I'm in the middle of upgrading/changing my slot car reference site, so some material is at one or the other. Both have Aurora AFX references as well as other makes.

-Paul

Speed Inc Old Site

Speed Inc New Site


----------



## JONNYSLOTS (Apr 10, 2011)

Thanks working on a deal will post pics if all goes good.


----------



## vansmack2 (Feb 9, 2012)

Yes they are rare, and go for those kind of prices on EBAY. How rare I don't know. I need that Bob Beers book.


----------



## plymouth71 (Dec 14, 2009)

Not too hard to find if you keep them in captivity and breed them !


----------



## JONNYSLOTS (Apr 10, 2011)

Cool wait till i post the pics tonight of todays deals


----------



## rdm95 (May 8, 2008)

Saw this in a wanted ad on Craigslist.. The guy is looking for more slot cars for kids to play with at his church. I messaged him to see if he would sell me the #11 before it gets destroyed..


----------



## NTxSlotCars (May 27, 2008)

Get me that Gplus F1 Ferrari while you're at it!


----------



## plymouth71 (Dec 14, 2009)

rdm95 said:


> Saw this in a wanted ad on Craigslist.. The guy is looking for more slot cars for kids to play with at his church. I messaged him to see if he would sell me the #11 before it gets destroyed..



LoL... Thats My Ad.


----------



## Hilltop Raceway (Feb 12, 2006)

Doh!!!


----------



## slotcarman12078 (Oct 3, 2008)

Small world, yeah? :lol:


----------



## rdm95 (May 8, 2008)

plymouth71 said:


> LoL... Thats My Ad.


haha..really?


----------



## plymouth71 (Dec 14, 2009)

Yeah... and just one question? Whats with the low ball offer on the car?


----------



## rdm95 (May 8, 2008)

plymouth71 said:


> Yeah... and just one question? Whats with the low ball offer on the car?

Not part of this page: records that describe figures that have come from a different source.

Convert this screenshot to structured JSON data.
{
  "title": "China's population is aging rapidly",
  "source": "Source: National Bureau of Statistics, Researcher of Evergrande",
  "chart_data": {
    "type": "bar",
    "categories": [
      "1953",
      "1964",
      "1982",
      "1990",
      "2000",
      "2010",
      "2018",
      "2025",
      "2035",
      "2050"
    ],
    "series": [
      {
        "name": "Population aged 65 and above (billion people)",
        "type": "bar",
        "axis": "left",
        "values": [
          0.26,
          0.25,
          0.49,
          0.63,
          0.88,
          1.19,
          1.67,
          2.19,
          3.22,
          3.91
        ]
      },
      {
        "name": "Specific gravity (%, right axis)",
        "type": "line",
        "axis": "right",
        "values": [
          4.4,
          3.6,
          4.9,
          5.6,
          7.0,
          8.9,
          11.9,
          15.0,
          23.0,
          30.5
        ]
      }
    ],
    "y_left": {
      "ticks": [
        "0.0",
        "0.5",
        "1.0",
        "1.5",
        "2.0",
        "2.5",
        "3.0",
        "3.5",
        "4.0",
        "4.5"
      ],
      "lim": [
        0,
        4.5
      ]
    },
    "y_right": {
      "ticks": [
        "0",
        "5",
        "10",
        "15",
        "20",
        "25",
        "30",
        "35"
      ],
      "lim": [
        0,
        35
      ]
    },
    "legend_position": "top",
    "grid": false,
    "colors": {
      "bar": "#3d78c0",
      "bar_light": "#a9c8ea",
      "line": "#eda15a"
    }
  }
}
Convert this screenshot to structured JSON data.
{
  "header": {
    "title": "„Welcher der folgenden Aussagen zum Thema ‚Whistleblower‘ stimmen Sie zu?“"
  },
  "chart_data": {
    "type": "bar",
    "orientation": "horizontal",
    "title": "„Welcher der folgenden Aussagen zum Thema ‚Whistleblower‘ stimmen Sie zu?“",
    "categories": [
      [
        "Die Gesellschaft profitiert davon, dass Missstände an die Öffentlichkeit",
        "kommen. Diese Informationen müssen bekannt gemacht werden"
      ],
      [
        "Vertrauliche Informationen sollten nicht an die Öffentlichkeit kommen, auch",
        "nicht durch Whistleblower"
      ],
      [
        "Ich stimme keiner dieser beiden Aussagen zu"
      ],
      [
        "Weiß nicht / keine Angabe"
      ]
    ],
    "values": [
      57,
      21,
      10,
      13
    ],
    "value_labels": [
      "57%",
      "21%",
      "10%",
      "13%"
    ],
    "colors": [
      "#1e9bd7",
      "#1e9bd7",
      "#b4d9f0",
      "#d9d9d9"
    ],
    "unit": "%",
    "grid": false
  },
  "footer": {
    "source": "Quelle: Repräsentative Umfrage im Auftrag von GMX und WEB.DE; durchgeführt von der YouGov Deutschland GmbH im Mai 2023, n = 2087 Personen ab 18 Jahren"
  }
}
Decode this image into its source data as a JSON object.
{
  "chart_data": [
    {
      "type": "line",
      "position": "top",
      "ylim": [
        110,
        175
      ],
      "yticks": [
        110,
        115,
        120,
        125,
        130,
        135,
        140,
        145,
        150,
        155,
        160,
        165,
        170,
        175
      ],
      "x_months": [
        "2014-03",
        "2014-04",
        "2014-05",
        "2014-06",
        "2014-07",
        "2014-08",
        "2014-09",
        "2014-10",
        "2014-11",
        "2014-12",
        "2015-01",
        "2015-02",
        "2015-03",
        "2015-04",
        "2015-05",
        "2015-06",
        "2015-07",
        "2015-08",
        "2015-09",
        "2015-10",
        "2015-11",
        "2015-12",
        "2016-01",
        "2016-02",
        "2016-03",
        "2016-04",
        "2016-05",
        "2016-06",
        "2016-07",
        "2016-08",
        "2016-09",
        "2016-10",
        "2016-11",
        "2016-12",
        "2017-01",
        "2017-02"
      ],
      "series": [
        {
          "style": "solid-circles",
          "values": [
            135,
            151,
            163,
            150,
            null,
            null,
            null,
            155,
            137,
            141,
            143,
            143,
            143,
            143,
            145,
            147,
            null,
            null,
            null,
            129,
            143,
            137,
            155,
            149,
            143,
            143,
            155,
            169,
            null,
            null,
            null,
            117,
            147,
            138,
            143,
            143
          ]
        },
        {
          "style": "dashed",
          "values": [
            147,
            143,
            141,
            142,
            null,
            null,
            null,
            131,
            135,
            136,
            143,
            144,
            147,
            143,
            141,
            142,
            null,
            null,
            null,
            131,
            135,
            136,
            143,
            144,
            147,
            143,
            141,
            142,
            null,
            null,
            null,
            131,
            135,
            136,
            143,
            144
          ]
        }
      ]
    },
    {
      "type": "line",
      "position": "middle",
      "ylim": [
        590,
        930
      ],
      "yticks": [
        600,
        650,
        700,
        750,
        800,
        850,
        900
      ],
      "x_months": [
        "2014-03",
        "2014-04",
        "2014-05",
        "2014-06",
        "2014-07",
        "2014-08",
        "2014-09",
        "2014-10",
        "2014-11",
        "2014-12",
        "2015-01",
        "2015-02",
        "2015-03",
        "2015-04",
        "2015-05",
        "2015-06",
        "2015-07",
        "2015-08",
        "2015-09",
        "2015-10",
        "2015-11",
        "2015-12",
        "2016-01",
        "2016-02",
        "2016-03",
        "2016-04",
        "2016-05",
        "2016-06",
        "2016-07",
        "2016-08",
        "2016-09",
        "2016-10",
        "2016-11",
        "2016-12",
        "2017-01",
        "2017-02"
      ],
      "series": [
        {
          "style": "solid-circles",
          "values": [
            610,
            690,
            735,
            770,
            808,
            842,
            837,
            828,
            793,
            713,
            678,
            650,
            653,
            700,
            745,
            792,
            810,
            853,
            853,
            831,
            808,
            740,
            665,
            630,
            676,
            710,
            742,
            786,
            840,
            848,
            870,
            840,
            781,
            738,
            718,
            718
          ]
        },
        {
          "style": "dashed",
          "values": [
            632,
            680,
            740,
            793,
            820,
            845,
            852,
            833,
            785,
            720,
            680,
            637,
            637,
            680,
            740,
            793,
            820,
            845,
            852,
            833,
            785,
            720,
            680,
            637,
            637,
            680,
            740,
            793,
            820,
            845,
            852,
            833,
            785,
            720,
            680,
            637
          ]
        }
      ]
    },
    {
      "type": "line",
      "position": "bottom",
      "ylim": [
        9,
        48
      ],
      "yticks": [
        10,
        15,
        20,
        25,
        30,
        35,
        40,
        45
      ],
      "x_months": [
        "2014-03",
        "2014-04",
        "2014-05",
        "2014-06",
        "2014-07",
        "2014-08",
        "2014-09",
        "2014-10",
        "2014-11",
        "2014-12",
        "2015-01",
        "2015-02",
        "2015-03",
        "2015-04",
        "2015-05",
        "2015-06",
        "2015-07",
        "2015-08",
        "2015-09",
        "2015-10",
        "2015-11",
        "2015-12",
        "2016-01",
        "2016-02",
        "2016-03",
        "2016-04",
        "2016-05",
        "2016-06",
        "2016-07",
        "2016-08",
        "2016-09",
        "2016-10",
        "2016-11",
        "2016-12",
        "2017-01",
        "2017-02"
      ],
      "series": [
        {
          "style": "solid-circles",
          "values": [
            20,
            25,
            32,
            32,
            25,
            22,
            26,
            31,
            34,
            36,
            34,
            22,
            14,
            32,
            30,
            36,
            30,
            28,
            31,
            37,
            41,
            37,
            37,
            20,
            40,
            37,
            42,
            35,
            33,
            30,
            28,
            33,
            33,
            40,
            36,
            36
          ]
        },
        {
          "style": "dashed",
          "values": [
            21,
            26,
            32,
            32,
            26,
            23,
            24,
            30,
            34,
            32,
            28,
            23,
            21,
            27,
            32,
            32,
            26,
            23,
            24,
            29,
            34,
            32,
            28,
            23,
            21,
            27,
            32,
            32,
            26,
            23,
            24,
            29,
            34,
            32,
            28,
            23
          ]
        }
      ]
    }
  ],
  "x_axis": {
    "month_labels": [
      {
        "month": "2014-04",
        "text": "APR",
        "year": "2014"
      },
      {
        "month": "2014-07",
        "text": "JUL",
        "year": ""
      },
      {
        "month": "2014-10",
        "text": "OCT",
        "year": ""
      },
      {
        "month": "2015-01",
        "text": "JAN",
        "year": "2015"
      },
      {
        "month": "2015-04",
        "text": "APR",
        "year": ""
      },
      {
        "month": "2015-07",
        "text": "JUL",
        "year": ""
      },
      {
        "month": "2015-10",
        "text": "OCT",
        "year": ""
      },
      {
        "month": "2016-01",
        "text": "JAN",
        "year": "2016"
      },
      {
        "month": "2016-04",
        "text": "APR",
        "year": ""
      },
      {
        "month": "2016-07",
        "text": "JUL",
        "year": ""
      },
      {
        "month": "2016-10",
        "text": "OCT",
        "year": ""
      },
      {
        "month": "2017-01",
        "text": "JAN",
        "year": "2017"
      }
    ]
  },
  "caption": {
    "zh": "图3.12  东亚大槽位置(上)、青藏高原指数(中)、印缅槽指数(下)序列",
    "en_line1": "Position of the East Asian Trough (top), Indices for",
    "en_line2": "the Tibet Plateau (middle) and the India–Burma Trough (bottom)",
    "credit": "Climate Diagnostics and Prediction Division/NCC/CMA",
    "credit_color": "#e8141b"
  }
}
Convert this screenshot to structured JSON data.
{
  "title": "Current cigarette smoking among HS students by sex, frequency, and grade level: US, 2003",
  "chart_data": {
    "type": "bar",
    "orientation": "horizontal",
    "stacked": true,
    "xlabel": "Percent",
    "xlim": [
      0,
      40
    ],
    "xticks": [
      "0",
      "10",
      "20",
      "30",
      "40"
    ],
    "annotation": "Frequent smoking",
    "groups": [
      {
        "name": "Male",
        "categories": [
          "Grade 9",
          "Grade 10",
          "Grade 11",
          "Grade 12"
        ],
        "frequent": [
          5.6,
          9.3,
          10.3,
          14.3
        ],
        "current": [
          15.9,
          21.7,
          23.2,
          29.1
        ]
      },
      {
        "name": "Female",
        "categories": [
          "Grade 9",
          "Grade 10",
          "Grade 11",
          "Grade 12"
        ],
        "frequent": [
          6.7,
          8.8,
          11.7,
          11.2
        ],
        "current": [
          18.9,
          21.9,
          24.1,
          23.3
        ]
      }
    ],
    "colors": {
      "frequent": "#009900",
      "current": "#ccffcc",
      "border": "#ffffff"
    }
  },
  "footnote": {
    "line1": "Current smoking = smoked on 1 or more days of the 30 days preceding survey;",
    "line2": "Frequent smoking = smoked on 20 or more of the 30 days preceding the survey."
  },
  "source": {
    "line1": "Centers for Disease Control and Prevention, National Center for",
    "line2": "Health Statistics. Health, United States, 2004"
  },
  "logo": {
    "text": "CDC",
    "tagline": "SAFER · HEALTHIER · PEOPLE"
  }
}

I thought it was fair..lol I was gonna offer $20


----------



## plymouth71 (Dec 14, 2009)

I might sell you one of my clones for $50.00 LOL


----------



## rdm95 (May 8, 2008)

lol Im sure you would


----------



## NTxSlotCars (May 27, 2008)

Think you might sell the F1 Ferrari Gplus body?


----------